## Sub-Sector Concentration Risk in Real Estate ETFs
**Introduction**
Real estate exchange-traded funds (ETFs) offer investors a convenient and diversified way to invest in the property market. However, it is important to be aware of the potential risks associated with these investments, including sub-sector concentration risk.
**What is Sub-Sector Concentration Risk?**
Sub-sector concentration risk refers to the risk that an ETF may have a large allocation to a particular sub-sector of the real estate market. For example, an ETF may have a large exposure to residential properties or commercial properties.
This concentration can increase the volatility of the ETF’s returns, as the performance of a particular sub-sector can fluctuate significantly. For example, if the residential real estate market experiences a downturn, an ETF with a large allocation to residential properties may suffer disproportionately.
**How to Assess Sub-Sector Concentration Risk**
Investors can assess the sub-sector concentration risk of an ETF by examining its portfolio holdings. The ETF’s prospectus will typically disclose the percentage of the portfolio that is invested in each sub-sector.
It is important to consider both the overall concentration of the ETF’s portfolio and the concentration within each sub-sector. For example, an ETF may have a moderate overall concentration, but it may have a high concentration within a specific sub-sector, such as office properties.
**Managing Sub-Sector Concentration Risk**
Investors can manage the sub-sector concentration risk in their real estate ETF portfolio by diversifying their investments across multiple ETFs. This will help to reduce the impact of any one sub-sector on the overall portfolio’s performance.

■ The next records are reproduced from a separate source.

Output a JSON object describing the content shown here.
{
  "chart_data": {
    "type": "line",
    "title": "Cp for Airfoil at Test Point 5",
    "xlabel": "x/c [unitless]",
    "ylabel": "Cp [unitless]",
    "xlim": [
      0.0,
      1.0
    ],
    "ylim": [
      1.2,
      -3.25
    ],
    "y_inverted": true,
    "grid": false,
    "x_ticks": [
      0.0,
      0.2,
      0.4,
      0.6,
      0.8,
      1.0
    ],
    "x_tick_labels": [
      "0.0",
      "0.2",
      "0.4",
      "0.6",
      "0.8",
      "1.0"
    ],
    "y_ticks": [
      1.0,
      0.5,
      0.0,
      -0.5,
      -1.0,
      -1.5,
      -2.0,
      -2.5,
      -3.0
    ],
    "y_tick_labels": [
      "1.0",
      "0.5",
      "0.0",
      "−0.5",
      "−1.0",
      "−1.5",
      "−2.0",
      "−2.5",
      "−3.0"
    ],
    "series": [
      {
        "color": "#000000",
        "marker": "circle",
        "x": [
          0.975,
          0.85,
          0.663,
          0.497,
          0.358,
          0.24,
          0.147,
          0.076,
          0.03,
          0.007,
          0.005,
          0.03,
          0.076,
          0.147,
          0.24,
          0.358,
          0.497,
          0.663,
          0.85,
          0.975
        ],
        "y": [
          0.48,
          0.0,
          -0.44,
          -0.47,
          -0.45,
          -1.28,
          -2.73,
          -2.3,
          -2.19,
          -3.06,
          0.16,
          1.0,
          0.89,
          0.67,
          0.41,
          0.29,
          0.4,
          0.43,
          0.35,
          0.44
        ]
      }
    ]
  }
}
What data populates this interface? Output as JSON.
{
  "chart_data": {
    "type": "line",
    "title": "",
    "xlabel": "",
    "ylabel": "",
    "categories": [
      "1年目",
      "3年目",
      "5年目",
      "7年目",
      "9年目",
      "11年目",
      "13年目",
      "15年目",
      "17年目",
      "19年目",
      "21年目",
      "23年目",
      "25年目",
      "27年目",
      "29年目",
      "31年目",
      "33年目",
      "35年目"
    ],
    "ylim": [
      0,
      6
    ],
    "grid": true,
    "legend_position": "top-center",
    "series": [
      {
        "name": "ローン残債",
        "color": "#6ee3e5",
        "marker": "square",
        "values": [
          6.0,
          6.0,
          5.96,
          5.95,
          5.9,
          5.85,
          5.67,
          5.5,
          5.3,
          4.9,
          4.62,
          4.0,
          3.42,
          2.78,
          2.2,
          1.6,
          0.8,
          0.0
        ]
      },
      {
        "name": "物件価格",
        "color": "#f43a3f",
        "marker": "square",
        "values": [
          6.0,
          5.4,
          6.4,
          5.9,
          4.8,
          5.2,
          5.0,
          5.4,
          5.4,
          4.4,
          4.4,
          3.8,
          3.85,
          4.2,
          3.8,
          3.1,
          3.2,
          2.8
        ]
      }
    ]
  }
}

It is also important to consider the investment objectives of each ETF when assessing sub-sector concentration risk. For example, an ETF that tracks the performance of the broad real estate market may have a higher level of sub-sector concentration than an ETF that tracks a specific sub-sector, such as residential properties.
**Conclusion**
Sub-sector concentration risk is an important factor to consider when investing in real estate ETFs. By understanding this risk and taking steps to manage it, investors can reduce the volatility of their returns and improve the overall performance of their real estate ETF portfolio.